Lt Ralph Clark on the arrival of the Second Fleet with 200 women convicts in June 1790
“If Her Majesty’s Government be really desirous of seeing a well-conducted community spring up in these Colonies, the social wants of the people must be considered. … For all the clergy you can despatch, all the schoolmasters you can appoint, all the churches you can build, and all the books you can export, will never do much good, without what a gentleman in the Colony appropriately called ‘God’s police’ – wives and little children – good and virtuous women.”
Caroline Chisholm, Emigration and Transportation Relatively Considered, 1847
* Closely followed by The Real Matilda: Women and Identity in Australia 1788 to 1975, Miriam Dixon, 1976. She writes about what writing history was like then:
“I call this an exploratory book, not as a device to disarm critics, but as an honest statement of intent and limitations. Virtually all serious analysis of Australian character – or identity – is by males about males. So what else could I be doing but throwing up a temporary scaffolding?” (p. 13)

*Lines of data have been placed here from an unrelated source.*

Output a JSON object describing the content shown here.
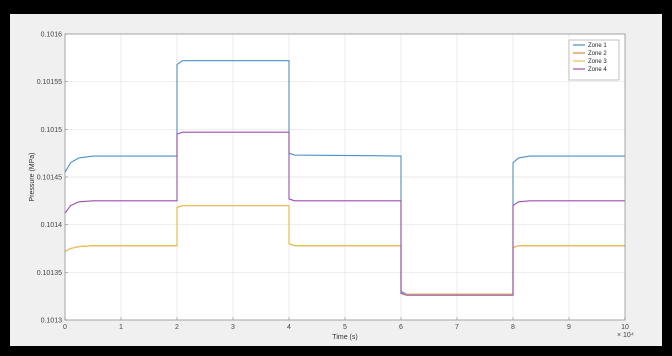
{
  "chart_data": {
    "type": "line",
    "xlabel": "Time (s)",
    "ylabel": "Pressure (MPa)",
    "x_exponent_label": "× 10⁴",
    "xlim": [
      0,
      10
    ],
    "ylim": [
      0.1013,
      0.1016
    ],
    "xticks": [
      0,
      1,
      2,
      3,
      4,
      5,
      6,
      7,
      8,
      9,
      10
    ],
    "xtick_labels": [
      "0",
      "1",
      "2",
      "3",
      "4",
      "5",
      "6",
      "7",
      "8",
      "9",
      "10"
    ],
    "yticks": [
      0.1013,
      0.10135,
      0.1014,
      0.10145,
      0.1015,
      0.10155,
      0.1016
    ],
    "ytick_labels": [
      "0.1013",
      "0.10135",
      "0.1014",
      "0.10145",
      "0.1015",
      "0.10155",
      "0.1016"
    ],
    "grid": true,
    "legend_position": "top-right",
    "series": [
      {
        "name": "Zone 1",
        "color": "#4a90c8",
        "x": [
          0,
          0.1,
          0.25,
          0.5,
          2,
          2,
          2.1,
          4,
          4,
          4.1,
          6,
          6,
          6.1,
          8,
          8,
          8.1,
          8.3,
          10
        ],
        "y": [
          0.101455,
          0.101465,
          0.10147,
          0.101472,
          0.101472,
          0.101568,
          0.101572,
          0.101572,
          0.101475,
          0.101473,
          0.101472,
          0.10133,
          0.101327,
          0.101327,
          0.101465,
          0.10147,
          0.101472,
          0.101472
        ]
      },
      {
        "name": "Zone 2",
        "color": "#e08a3c",
        "x": [
          0,
          0.1,
          0.25,
          0.5,
          2,
          2,
          2.1,
          4,
          4,
          4.1,
          6,
          6,
          6.1,
          8,
          8,
          8.1,
          8.3,
          10
        ],
        "y": [
          0.101372,
          0.101375,
          0.101377,
          0.101378,
          0.101378,
          0.101418,
          0.10142,
          0.10142,
          0.10138,
          0.101378,
          0.101378,
          0.101328,
          0.101327,
          0.101327,
          0.101376,
          0.101378,
          0.101378,
          0.101378
        ]
      },
      {
        "name": "Zone 3",
        "color": "#e8c050",
        "x": [
          0,
          0.1,
          0.25,
          0.5,
          2,
          2,
          2.1,
          4,
          4,
          4.1,
          6,
          6,
          6.1,
          8,
          8,
          8.1,
          8.3,
          10
        ],
        "y": [
          0.101372,
          0.101375,
          0.101377,
          0.101378,
          0.101378,
          0.101418,
          0.10142,
          0.10142,
          0.10138,
          0.101378,
          0.101378,
          0.101328,
          0.101327,
          0.101327,
          0.101376,
          0.101378,
          0.101378,
          0.101378
        ]
      },
      {
        "name": "Zone 4",
        "color": "#9b4fb0",
        "x": [
          0,
          0.1,
          0.25,
          0.5,
          2,
          2,
          2.1,
          4,
          4,
          4.1,
          6,
          6,
          6.1,
          8,
          8,
          8.1,
          8.3,
          10
        ],
        "y": [
          0.101412,
          0.10142,
          0.101424,
          0.101425,
          0.101425,
          0.101495,
          0.101497,
          0.101497,
          0.101427,
          0.101425,
          0.101425,
          0.101328,
          0.101326,
          0.101326,
          0.10142,
          0.101424,
          0.101425,
          0.101425
        ]
      }
    ]
  }
}
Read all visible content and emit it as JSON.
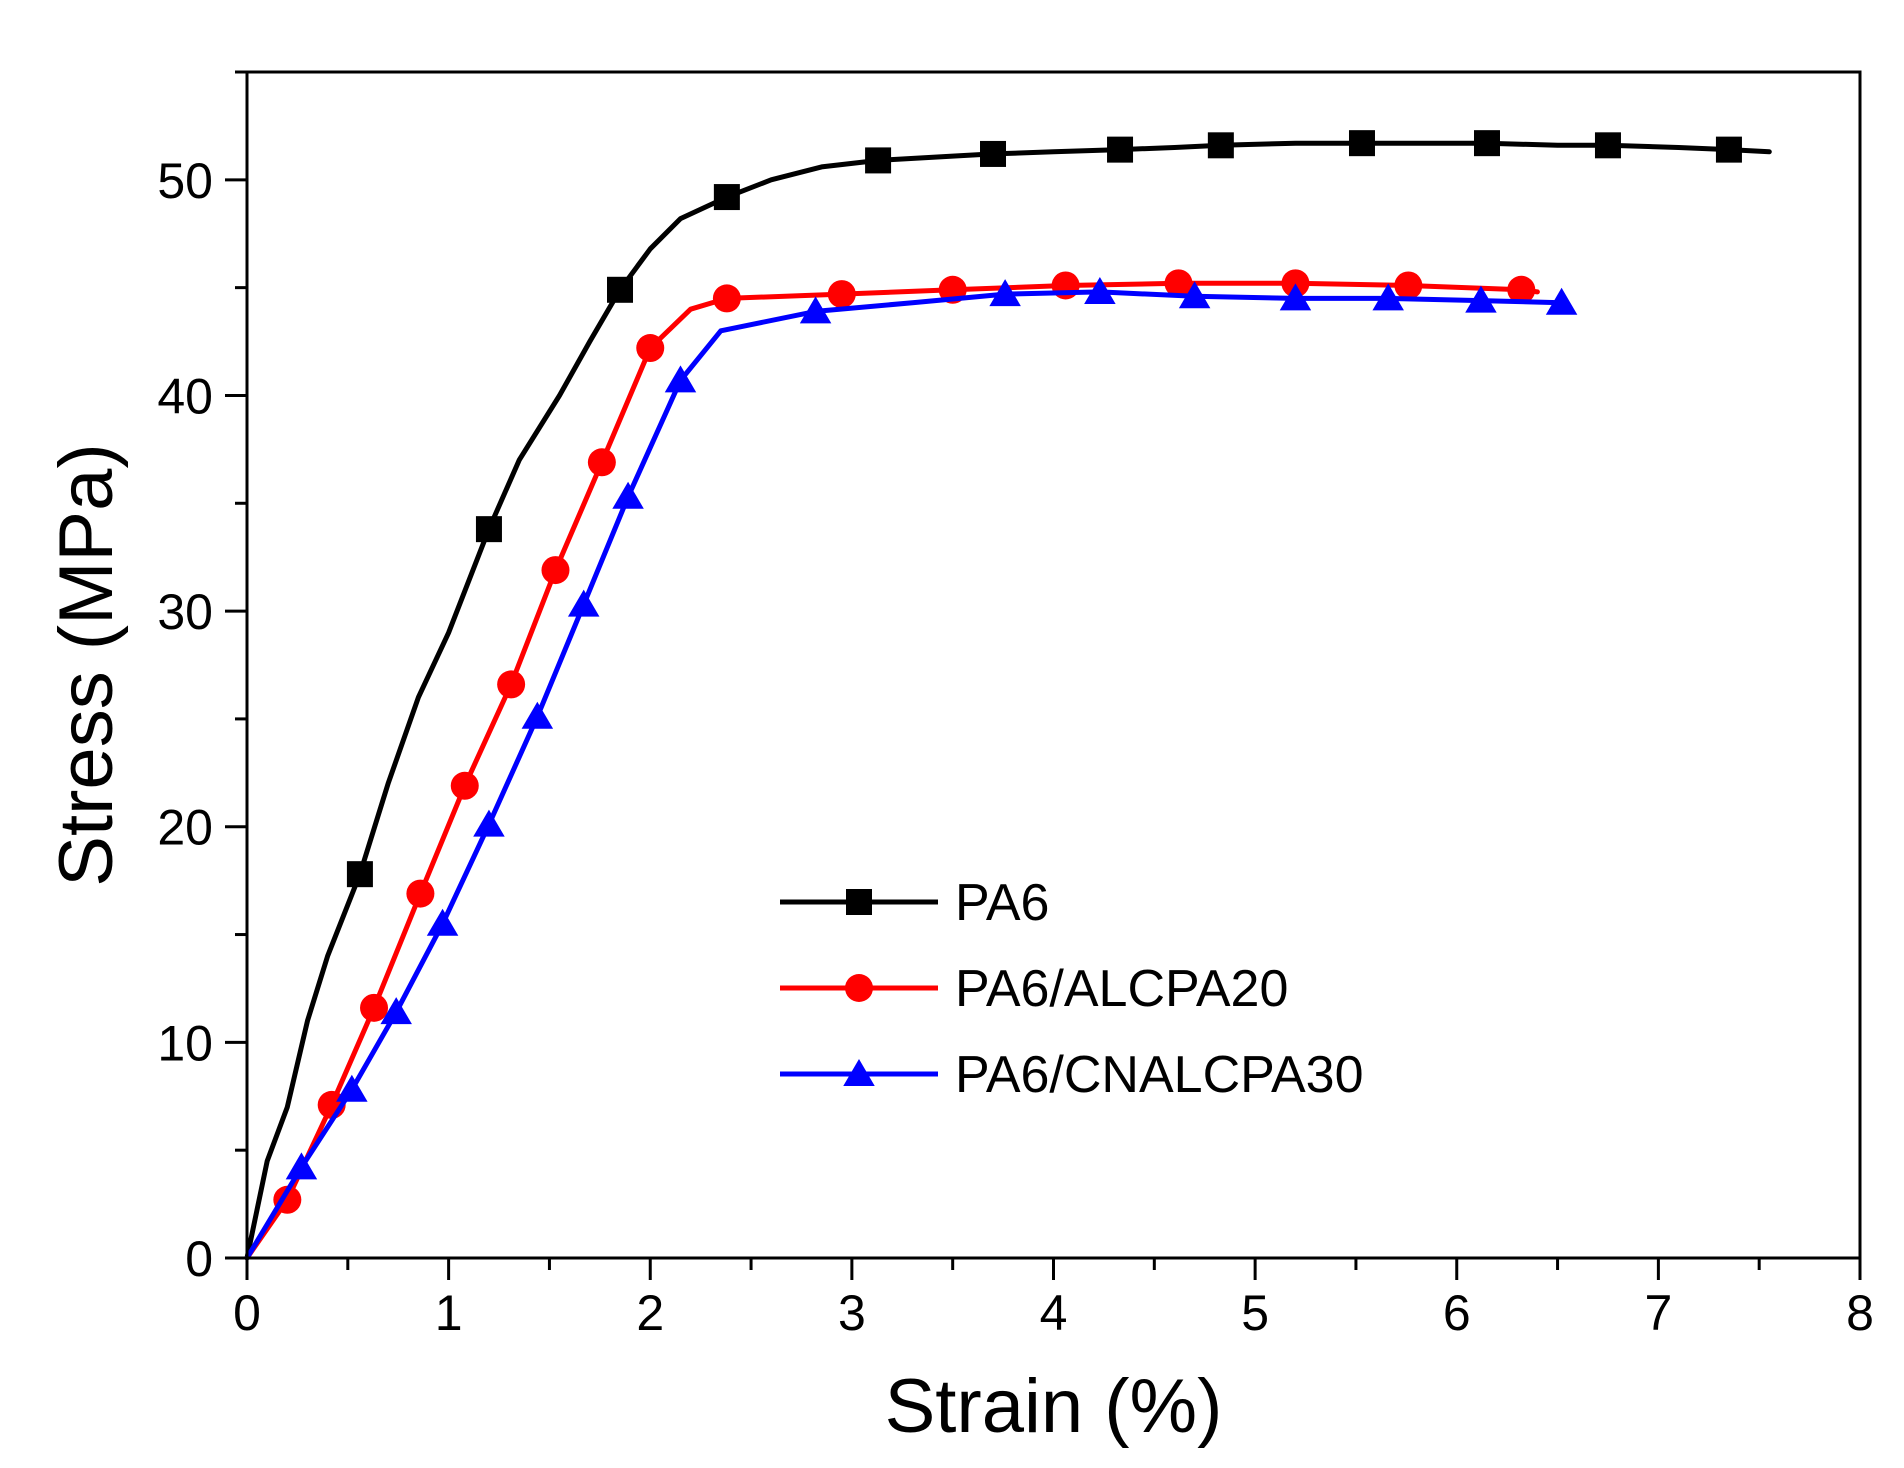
{
  "chart_data": {
    "type": "line",
    "title": "",
    "xlabel": "Strain (%)",
    "ylabel": "Stress (MPa)",
    "xlim": [
      0,
      8
    ],
    "ylim": [
      0,
      55
    ],
    "xticks": [
      0,
      1,
      2,
      3,
      4,
      5,
      6,
      7,
      8
    ],
    "yticks": [
      0,
      10,
      20,
      30,
      40,
      50
    ],
    "grid": false,
    "legend_position": "lower-center",
    "series": [
      {
        "name": "PA6",
        "color": "#000000",
        "marker": "square",
        "x": [
          0,
          0.1,
          0.2,
          0.3,
          0.4,
          0.56,
          0.7,
          0.85,
          1.0,
          1.2,
          1.35,
          1.55,
          1.7,
          1.85,
          2.0,
          2.15,
          2.38,
          2.6,
          2.85,
          3.13,
          3.5,
          3.7,
          4.0,
          4.33,
          4.6,
          4.83,
          5.2,
          5.53,
          5.9,
          6.15,
          6.5,
          6.75,
          7.1,
          7.35,
          7.55
        ],
        "y": [
          0,
          4.5,
          7,
          11,
          14,
          17.8,
          22,
          26,
          29,
          33.8,
          37,
          40,
          42.5,
          44.9,
          46.8,
          48.2,
          49.2,
          50,
          50.6,
          50.9,
          51.1,
          51.2,
          51.3,
          51.4,
          51.5,
          51.6,
          51.7,
          51.7,
          51.7,
          51.7,
          51.6,
          51.6,
          51.5,
          51.4,
          51.3
        ],
        "marker_x": [
          0.56,
          1.2,
          1.85,
          2.38,
          3.13,
          3.7,
          4.33,
          4.83,
          5.53,
          6.15,
          6.75,
          7.35
        ],
        "marker_y": [
          17.8,
          33.8,
          44.9,
          49.2,
          50.9,
          51.2,
          51.4,
          51.6,
          51.7,
          51.7,
          51.6,
          51.4
        ]
      },
      {
        "name": "PA6/ALCPA20",
        "color": "#ff0000",
        "marker": "circle",
        "x": [
          0,
          0.2,
          0.42,
          0.63,
          0.86,
          1.08,
          1.31,
          1.53,
          1.76,
          2.0,
          2.2,
          2.38,
          2.95,
          3.5,
          4.06,
          4.62,
          5.2,
          5.76,
          6.32,
          6.4
        ],
        "y": [
          0,
          2.7,
          7.1,
          11.6,
          16.9,
          21.9,
          26.6,
          31.9,
          36.9,
          42.2,
          44.0,
          44.5,
          44.7,
          44.9,
          45.1,
          45.2,
          45.2,
          45.1,
          44.9,
          44.8
        ],
        "marker_x": [
          0.2,
          0.42,
          0.63,
          0.86,
          1.08,
          1.31,
          1.53,
          1.76,
          2.0,
          2.38,
          2.95,
          3.5,
          4.06,
          4.62,
          5.2,
          5.76,
          6.32
        ],
        "marker_y": [
          2.7,
          7.1,
          11.6,
          16.9,
          21.9,
          26.6,
          31.9,
          36.9,
          42.2,
          44.5,
          44.7,
          44.9,
          45.1,
          45.2,
          45.2,
          45.1,
          44.9
        ]
      },
      {
        "name": "PA6/CNALCPA30",
        "color": "#0000ff",
        "marker": "triangle",
        "x": [
          0,
          0.27,
          0.52,
          0.74,
          0.97,
          1.2,
          1.44,
          1.67,
          1.89,
          2.15,
          2.35,
          2.82,
          3.3,
          3.76,
          4.23,
          4.7,
          5.2,
          5.66,
          6.12,
          6.52
        ],
        "y": [
          0,
          4.2,
          7.8,
          11.4,
          15.5,
          20.1,
          25.1,
          30.3,
          35.3,
          40.7,
          43.0,
          43.9,
          44.3,
          44.7,
          44.8,
          44.6,
          44.5,
          44.5,
          44.4,
          44.3
        ],
        "marker_x": [
          0.27,
          0.52,
          0.74,
          0.97,
          1.2,
          1.44,
          1.67,
          1.89,
          2.15,
          2.82,
          3.76,
          4.23,
          4.7,
          5.2,
          5.66,
          6.12,
          6.52
        ],
        "marker_y": [
          4.2,
          7.8,
          11.4,
          15.5,
          20.1,
          25.1,
          30.3,
          35.3,
          40.7,
          43.9,
          44.7,
          44.8,
          44.6,
          44.5,
          44.5,
          44.4,
          44.3
        ]
      }
    ]
  }
}
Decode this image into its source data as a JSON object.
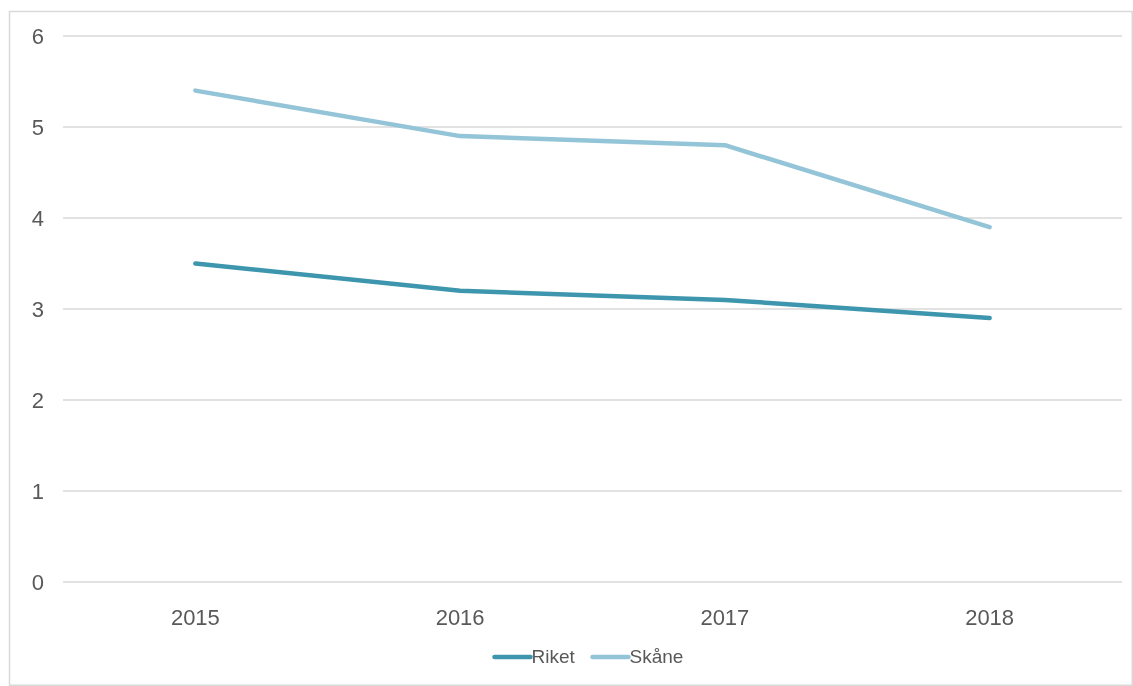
{
  "chart_data": {
    "type": "line",
    "categories": [
      "2015",
      "2016",
      "2017",
      "2018"
    ],
    "series": [
      {
        "name": "Riket",
        "color": "#3d96ad",
        "values": [
          3.5,
          3.2,
          3.1,
          2.9
        ]
      },
      {
        "name": "Skåne",
        "color": "#93c4d7",
        "values": [
          5.4,
          4.9,
          4.8,
          3.9
        ]
      }
    ],
    "ylim": [
      0,
      6
    ],
    "yticks": [
      0,
      1,
      2,
      3,
      4,
      5,
      6
    ],
    "grid": "y",
    "legend": "bottom",
    "marker": "none",
    "line_style": "solid"
  }
}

* The Other Half: Women in Australian Society, Jan Mercer, ed, 1975. This is sociological, concerned mostly about the present and recent past, with a heavy base in statistics.
Interesting that there was such an explosion of material in a short period. I bought all of these paperbacks in 1985, in my second year of university, when I moved out of home, found the wonderful secondhand bookshops on Glebe Point Road in Sydney, and really started my education. (Disgraceful that my posh girls’ school hadn’t even hinted that such works existed.)
Then again, I thought at the time these were very old books, but of course it was only a decade since their publication. They confirmed for me many of the things I’d observed and thought, but had not had any impact on most areas of Australian life, including (perhaps unsurprisingly) the agriculture faculty (particularly the reproduction lecturer who interspersed slides of naked women with cow uteri to “enliven” lectures).
Purchases in the past ten years, when not living in Oz, has been much more piecemeal, but two books probably present an outline of two key areas of debate.
* The First Stone: Some Questions about Sex and Power, by Helen Garner, 1995. She identifies herself as a feminist, but she struggles to come to terms with a celebrated case of alleged sexual harassment/assault in a college of Melbourne University in 1992 that was a cause celebre at the time.
* Bad Girls: the Media, Sex and Feminism in the 90s, Catharine Lumby, 1977 written in explicit response to a question asked by Anne Summers as to why younger women are so alienated by feminists of her era. “She recalls how horrified she was to discover many younger women haven’t made the connection ‘between the great array of choices now available and the battles we fought’. (p. 154) The answer the books gives is that feminism has become an institution, with all of the inevitable power frameworks that involves, and the excluded are bound to protest. To call it a defender of “lipstick feminism” would be simplistic, although there’s an element of that; it might be fairer to say it defends feminist diversity.
(I’ve haven’t included Germaine Greer’s books because she writes about women around the world, rather than specifically in Australia.)